Tourism in Rwanda Take I, or, ‘Which way to the mass graves?’

I don’t understand this

. There are a hundred million things to write about here—me and my professional compatriots are trying to get a humble few of them into print, and no one cares. But the AP bothers to write, and the International Herald Tribune bothers to print, a lengthy piece on visitors to genocide sites.

It’s not just that it’s the most obvious thing you could possibly write about here. It’s not just that a story on visiting genocide sites does almost nothing more than rehash the same story everyone writes from here, with some hotel addresses at the end. It’s that it’s so clear that this is a non-story that it starts this way:

Visiting places famous for death is nothing new. You can tour the Nazi concentration camps of Dachau in Germany and Auschwitz in Poland, or the killing fields of Choeung Ek in Cambodia. Tourists sought glimpses of the World Trade Center ruins within days of the Sept. 11th attacks.

Rwanda is another destination where visitors can bear witness to the mass slaughter of innocents….”
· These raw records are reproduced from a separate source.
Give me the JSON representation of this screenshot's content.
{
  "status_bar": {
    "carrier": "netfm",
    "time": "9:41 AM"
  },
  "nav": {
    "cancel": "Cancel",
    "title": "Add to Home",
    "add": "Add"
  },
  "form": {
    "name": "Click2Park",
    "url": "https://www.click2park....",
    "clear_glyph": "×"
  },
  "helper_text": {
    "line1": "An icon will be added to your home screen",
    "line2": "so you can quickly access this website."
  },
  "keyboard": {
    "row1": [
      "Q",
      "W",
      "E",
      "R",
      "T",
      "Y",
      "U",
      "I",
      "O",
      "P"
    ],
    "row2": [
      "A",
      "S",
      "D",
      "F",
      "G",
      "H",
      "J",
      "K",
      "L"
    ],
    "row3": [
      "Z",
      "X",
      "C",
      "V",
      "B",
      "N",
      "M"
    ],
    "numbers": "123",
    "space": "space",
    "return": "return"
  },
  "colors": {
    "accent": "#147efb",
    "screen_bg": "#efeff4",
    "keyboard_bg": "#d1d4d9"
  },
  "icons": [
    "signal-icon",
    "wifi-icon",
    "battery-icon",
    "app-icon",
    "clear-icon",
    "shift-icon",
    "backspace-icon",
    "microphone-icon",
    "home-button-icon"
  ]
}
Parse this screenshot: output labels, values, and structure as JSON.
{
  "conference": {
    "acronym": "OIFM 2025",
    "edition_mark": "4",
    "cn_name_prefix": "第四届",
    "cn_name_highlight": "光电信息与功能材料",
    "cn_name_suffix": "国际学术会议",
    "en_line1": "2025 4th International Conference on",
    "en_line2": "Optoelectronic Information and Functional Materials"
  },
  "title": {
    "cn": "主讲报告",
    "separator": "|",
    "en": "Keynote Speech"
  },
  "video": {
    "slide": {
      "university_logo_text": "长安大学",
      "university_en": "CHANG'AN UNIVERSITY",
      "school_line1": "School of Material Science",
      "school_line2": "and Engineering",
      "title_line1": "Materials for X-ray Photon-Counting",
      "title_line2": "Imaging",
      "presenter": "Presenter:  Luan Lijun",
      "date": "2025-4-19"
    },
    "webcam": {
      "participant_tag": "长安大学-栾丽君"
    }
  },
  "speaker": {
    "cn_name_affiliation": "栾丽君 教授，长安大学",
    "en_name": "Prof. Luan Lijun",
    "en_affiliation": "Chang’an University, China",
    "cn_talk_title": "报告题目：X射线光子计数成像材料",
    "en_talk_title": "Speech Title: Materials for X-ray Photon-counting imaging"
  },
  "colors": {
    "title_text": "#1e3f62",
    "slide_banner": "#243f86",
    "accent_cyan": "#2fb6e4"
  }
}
And it’s not just this is a lame way to start a non-story. It’s that the sentence sounds so cold and inhuman, as if Rwanda were just another destination where…

3 Comments

  • Laura says:

    People visit Ground Zero too, and like, taking smiling pictures in front of the hole.

    People love death. It doesn’t matter where it is or what the context was.

  • Allan says:

    Hi Jina, nice to know you are back in Kigali, well I subscribes for your notes and must say I was moved by the bit where they got you from the crowd and took you to the tent because…you’re white. You shouldn’t have crossed that line on grounds of being white, you should have stayed because once you did then you lost out on so much as a journalist. I advise you to read a Ryzsard Kapuscinski’s book Shadow of the sun. This Polish fellow is credited as one of the best to have graced Africa in the 50’s up to the 70’s.

    He urges journalists to always lay with the crowd so us to hear their stories. Trust me if you’d stayed the above piece would have been longer.

    I would have lent you my copy of the book but the guy I lent it to is still refusing to return it and he is now in Arusha TZ.